1. Siyasal ekonomi farklı varsayımlardan hareket eder ve iki temel şeyi ifade eder:

(a) Birincisi, siyasal ekonomi  ……………………………. denilen disiplinin 19. Yüzyılın sonunda çıkmasından önce, ……………………………………. inceleyen disiplindi.

(b) İkincisi, siyasal ekonominin ………………… yanıdır: Bu yanla, siyasal ekonomi toplumlardaki ………………………………………………………………… inceler.

2. Böylece, iletişimin siyasal ekonomisi,

a.       …………………………………………………………………………………………………..,

b.      ……………………………………………………………………………………………………
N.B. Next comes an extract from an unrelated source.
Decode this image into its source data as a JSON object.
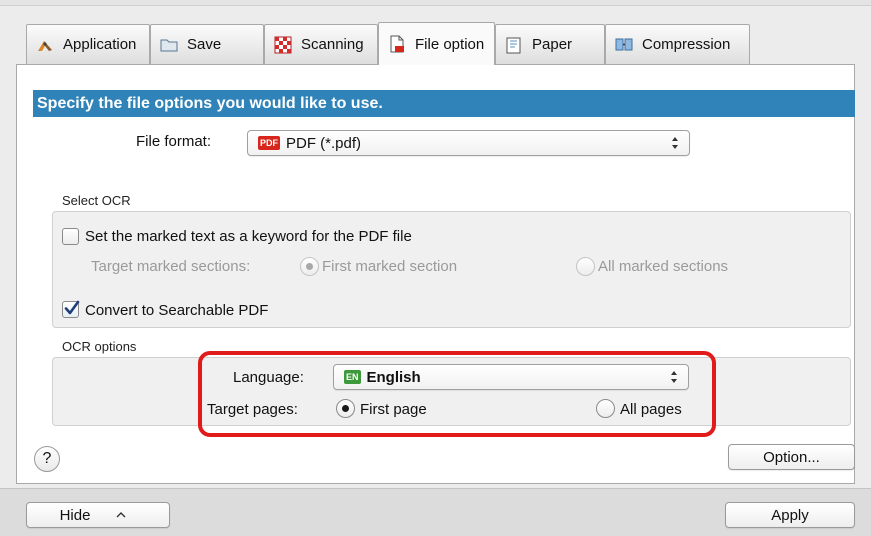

c.      ……………………………………………………………………………………………………..

 

……… inceleyerek kitle iletişimini açıklamaya çalışır.

 

 

 

 7. post-yapısalcılara göre, ……… dışında ……………….. yoktur. Bunun doğru olduğunu veya doğru olmadığını (dikkat: veya) açıklayın.

 

10. Yapısalcılığa göre, dilin yapısının kendisi, gerçeği üretir. İnsanlar ancak dil yoluyla düşünebilirler. Bu nedenle insanların bilişleri …………………… tarafından çerçevelenir ve saptanır. 

11. Anlam vermenin merkezinde insan değil dilsel yapı vardır. Anlamı üreten ……… ……………. değil,  fakat …………………. 

 

12. Varoşlarda yaşayanların herhangi bir işçi partisine oy vermemesi, onun yerine kendilerini sömürenlerin çıkarlarını temsil eden partilere oy vermesi, sahte-bilinç tanımlaması içine girer: Sahte-bilinç, en basit şekliyle, ideolojik süreçlerden geçerek materyal gerçeklerle onun düşünsel anlatımları arasında ………………………….. Anlatır/demektir.

 

16. Eleştirel okullara göre, kitle iletişimi, öncelikle ……………………………üretir.